On the positive, I went through my closet last night and pulled out the pieces I wore in college when I was this size, happily pairing some of them with my newer clothes to create new and fun outfits. Twas great fun. I also found a bunch of clothes I wore in high school, when I was at my biggest and most miserable. Aside from one pair of ugly jeans I want to keep to remind myself of where I've been, all of those clothes are now FINALLY in a pile to give to Goodwill.

How do I mix my new, healthy lifestyle with the lifestyle I am used to living here? This is my new challenge, one I am a little afraid to take on. But I can not--I will not--fail. I will climb this mountain the same way I climbed up the mountains in the Negev; one step at a time.

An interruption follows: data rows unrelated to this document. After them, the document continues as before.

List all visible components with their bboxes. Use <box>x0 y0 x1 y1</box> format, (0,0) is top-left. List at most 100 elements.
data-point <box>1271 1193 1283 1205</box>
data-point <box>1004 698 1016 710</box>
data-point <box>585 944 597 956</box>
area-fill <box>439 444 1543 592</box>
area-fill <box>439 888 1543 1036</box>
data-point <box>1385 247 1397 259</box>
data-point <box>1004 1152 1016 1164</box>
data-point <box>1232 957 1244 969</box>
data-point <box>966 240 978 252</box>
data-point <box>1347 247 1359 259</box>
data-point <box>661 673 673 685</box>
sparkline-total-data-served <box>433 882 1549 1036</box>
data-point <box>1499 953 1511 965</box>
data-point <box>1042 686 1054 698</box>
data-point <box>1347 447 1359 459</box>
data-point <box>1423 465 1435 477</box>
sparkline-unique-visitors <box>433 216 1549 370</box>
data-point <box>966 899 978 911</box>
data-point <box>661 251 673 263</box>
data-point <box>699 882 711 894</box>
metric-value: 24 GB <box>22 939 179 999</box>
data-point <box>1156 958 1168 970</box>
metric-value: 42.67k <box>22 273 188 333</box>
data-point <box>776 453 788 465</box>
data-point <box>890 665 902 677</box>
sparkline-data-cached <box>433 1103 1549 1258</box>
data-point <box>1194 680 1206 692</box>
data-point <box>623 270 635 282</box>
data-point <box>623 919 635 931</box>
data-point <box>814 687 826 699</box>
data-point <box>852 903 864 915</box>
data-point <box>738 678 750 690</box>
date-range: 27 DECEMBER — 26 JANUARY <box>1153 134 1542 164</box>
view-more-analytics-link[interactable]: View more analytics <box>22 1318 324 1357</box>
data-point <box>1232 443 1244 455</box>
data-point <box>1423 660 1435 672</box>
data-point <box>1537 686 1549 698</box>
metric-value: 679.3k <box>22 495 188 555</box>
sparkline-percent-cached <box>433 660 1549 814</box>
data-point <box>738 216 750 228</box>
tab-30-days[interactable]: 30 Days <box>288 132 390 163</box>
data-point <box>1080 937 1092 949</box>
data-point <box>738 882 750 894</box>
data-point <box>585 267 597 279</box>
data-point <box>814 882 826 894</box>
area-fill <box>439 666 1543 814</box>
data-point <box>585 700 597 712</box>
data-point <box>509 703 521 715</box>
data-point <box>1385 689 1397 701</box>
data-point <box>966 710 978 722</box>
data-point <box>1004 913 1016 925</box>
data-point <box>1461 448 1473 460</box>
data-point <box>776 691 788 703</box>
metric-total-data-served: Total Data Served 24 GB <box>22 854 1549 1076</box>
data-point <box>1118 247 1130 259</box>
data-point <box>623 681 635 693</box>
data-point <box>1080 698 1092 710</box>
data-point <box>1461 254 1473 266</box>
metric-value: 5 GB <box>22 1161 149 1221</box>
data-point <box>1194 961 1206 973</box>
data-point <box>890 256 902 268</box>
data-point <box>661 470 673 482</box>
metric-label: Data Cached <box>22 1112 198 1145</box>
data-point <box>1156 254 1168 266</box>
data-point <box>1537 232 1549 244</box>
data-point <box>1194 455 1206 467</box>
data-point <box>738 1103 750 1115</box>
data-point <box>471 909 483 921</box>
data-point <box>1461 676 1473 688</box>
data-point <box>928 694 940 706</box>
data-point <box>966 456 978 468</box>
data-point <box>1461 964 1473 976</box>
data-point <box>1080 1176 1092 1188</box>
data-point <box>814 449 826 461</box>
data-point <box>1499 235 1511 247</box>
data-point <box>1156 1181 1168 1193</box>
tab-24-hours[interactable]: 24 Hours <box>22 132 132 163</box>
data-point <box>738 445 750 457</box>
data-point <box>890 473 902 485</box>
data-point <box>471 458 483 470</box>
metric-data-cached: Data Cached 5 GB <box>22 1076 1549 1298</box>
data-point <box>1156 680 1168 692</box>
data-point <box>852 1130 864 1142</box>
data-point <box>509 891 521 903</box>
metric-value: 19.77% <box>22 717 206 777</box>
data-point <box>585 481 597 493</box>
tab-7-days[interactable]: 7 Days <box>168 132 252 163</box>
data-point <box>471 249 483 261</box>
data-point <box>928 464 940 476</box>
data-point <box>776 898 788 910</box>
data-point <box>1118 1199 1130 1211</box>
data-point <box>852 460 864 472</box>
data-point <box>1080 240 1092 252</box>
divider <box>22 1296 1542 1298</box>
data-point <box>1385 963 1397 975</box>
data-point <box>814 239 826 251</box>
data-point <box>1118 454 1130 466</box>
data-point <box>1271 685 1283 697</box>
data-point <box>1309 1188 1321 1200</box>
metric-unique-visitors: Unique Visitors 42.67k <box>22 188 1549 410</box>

Goodbye, old life. Hello, new and improved life.

At least I hope.

1 comment:

Gal said...

One edit to your blog entry, if I may be so bold: Take off the very last line, where you write "At least I hope." Believe in yourself, your words just before that line are so powerful. Don't take away their power with doubt, even if you feel it. We all feel doubt, so much. But it goes hand in hand with our belief that we can change, ARE changing. And you are doing amazing. Enjoy the trip to Goodwill to give them your old clothes, and visualize yourself making more trips there in the future. I can totally see it! Keep doing your best, always. And visualizing just one step ahead on your journey.